Zu Händels Musik genügt es, einen Zeitungsartikel aus dem Dublin Journal zu
zitieren, der unter dem Eindruck der Uraufführung verfasst wurde: „Es
scheint eine Art von Musik zu sein, die sich von jeder anderen
unterscheidet. Denn obwohl die Komposition meisterhaft und überaus kunstvoll
ist, ist die Harmonie doch so groß und offen, dass sie allen gefällt, die
Ohren haben zu hören, ob sie nun Kenner sind oder keine… Es gibt keinen
Dialog, keine schnelle Wechselrede, die doch oft so schwach daherkommt.
Stattdessen wird in diesem Stück die Aufmerksamkeit vom Anfang bis zum Ende
gefesselt, indem die Rezitative nur aus Sentenzen bestehen, was ihnen einen
ungemeinen Nachdruck verleiht.“

Was der irische Bischof Edward Synge in diesem Artikel nur andeutete, ist
die Großartigkeit der Chöre, in denen Händel mehr Gebrauch von strengen
Fugen und kontrapunktischen Kunstgriffen machte als sonst in seinen
Oratorien. Das malerische Element fehlt fast völlig, wie es etwa in den
Chören von „Israel in Ägypten“ oder „Saul“ so deutlich hervortritt. Alles
konzentriert sich auf die Größe der wechselnden Affekte, besonders im
zweiten Teil mit seinen einander fast verdrängenden chorischen Bildern „von
der Passion zum Triumph“.

Die Arien hat Händel so schlicht gehalten wie in keinem anderen seiner
Werke, von den „Chandos Anthems“ abgesehen.

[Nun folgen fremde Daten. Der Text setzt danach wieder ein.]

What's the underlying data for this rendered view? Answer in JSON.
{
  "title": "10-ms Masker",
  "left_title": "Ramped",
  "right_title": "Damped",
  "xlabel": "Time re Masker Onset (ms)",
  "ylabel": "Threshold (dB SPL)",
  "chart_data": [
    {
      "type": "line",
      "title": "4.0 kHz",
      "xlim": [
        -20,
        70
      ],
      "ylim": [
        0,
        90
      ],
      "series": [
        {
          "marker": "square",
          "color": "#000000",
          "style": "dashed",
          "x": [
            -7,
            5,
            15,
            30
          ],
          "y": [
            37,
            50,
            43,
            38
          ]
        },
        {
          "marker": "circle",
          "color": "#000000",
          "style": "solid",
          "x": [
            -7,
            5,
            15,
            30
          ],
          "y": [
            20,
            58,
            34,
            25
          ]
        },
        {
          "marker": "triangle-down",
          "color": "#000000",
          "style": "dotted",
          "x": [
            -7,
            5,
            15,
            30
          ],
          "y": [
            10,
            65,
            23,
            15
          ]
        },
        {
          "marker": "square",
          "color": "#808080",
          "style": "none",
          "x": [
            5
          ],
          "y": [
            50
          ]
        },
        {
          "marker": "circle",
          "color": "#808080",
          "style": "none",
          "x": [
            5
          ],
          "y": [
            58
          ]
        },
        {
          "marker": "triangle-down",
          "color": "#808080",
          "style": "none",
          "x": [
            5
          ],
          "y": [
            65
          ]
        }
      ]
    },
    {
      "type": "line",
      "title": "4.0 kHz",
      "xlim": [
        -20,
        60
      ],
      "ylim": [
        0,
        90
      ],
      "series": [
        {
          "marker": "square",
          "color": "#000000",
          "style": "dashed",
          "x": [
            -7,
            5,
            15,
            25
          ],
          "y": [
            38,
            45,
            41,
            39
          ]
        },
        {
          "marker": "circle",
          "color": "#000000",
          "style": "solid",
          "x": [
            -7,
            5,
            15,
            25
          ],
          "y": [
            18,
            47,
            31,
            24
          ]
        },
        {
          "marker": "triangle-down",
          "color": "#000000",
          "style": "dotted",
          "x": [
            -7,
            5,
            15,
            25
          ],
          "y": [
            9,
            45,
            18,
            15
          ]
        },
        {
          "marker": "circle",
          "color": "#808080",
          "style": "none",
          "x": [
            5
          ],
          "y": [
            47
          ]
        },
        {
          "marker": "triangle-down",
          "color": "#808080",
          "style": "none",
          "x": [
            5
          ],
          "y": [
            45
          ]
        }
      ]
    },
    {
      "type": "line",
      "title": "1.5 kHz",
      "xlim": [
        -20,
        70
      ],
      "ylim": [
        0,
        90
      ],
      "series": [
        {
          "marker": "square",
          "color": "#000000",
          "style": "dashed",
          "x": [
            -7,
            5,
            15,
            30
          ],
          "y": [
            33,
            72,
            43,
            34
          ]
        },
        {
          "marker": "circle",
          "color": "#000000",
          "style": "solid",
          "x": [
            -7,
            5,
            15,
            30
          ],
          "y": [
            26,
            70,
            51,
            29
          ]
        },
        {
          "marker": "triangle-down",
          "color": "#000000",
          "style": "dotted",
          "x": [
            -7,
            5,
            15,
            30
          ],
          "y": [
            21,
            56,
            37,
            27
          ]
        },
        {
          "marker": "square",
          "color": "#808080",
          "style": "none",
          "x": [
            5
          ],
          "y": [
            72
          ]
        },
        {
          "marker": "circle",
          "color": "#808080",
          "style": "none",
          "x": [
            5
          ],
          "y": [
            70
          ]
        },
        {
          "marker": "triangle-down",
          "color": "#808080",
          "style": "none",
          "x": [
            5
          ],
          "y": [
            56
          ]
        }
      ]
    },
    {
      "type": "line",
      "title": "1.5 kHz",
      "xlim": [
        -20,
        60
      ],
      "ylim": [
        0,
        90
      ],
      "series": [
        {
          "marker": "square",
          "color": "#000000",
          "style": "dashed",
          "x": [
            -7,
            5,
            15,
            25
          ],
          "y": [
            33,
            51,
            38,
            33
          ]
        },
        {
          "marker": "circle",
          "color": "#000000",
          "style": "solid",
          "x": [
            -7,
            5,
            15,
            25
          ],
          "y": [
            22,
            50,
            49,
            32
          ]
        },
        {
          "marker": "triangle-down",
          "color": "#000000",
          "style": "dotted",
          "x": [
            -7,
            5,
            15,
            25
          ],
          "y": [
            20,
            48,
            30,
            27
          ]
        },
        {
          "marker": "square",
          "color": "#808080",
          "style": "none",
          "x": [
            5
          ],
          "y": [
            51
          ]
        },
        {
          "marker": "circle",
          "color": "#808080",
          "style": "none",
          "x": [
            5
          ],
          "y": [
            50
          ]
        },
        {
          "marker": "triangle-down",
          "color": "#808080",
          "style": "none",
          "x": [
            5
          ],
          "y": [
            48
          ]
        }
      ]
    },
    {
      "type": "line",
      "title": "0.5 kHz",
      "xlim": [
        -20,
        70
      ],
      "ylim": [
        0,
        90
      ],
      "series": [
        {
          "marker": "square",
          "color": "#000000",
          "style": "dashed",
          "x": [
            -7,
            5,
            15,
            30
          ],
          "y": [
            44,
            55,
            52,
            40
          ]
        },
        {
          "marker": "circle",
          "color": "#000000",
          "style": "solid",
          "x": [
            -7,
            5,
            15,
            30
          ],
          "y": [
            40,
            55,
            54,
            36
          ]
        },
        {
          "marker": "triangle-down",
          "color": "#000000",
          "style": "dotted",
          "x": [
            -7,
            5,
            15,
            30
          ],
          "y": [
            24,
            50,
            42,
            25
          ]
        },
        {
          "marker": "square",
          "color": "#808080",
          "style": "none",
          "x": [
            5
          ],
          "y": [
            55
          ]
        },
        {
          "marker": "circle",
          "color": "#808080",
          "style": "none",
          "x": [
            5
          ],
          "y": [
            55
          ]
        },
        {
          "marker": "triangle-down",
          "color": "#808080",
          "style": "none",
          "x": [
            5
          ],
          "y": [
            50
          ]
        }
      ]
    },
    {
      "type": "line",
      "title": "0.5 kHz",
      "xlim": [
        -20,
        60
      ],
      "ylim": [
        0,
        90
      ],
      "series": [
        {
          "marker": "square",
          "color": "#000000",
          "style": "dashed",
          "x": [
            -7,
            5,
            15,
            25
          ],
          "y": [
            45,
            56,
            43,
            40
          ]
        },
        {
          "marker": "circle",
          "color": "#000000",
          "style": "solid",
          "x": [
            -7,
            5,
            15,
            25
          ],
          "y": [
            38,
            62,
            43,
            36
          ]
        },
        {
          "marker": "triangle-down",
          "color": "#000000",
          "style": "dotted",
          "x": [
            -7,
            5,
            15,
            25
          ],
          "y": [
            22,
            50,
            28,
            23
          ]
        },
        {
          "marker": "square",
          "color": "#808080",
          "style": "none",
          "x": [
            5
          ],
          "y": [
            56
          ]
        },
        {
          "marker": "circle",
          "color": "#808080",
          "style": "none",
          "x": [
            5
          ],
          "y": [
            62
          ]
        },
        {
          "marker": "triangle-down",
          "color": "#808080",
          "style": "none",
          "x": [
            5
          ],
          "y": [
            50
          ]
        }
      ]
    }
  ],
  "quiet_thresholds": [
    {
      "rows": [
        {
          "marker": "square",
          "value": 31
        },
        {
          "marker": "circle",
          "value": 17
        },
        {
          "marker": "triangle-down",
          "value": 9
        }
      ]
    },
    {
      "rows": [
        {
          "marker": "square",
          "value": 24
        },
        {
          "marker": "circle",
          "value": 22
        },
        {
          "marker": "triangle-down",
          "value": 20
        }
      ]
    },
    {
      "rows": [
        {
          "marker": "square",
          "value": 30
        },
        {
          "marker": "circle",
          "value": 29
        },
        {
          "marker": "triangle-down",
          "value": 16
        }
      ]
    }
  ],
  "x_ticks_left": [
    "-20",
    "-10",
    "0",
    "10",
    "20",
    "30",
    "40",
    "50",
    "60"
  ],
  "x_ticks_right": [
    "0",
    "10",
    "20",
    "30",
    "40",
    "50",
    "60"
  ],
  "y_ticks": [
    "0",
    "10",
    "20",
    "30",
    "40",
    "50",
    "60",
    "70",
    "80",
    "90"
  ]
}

Außer einigen später
hinzugefügten Bravourstellen für Starsolisten wie den Kastraten Guadagni ist
die Haltung der Arien schlicht, fast liedhaft und auch in der Form knapp.
Pro Teil gibt es nur eine große Arie in Da-Capo-Form: „For who may abide“ im
ersten Teil, „He was despised“ im zweiten, „The trumpet shall sound“ im
dritten Teil. Wie Händels Solisten in der Dubliner Uraufführung trotz oder
gerade wegen der Schlichtheit dieser Musik reüssierten, ist den Berichten
der Zeitzeugen zu entnehmen. Besonders Susanna Cibber, Händels treue
Mezzosopranistin, weckte heilige Gefühle, in die auch sanfte Erotik
hineinspielen durfte:
„Ihr Aussehen lehrt die Streicher klingen,
und ihre Lippen künden jene Leidenschaft,
von der sie singen.“
Sicher hätte der Bischof von London protestiert, wäre er dabei gewesen.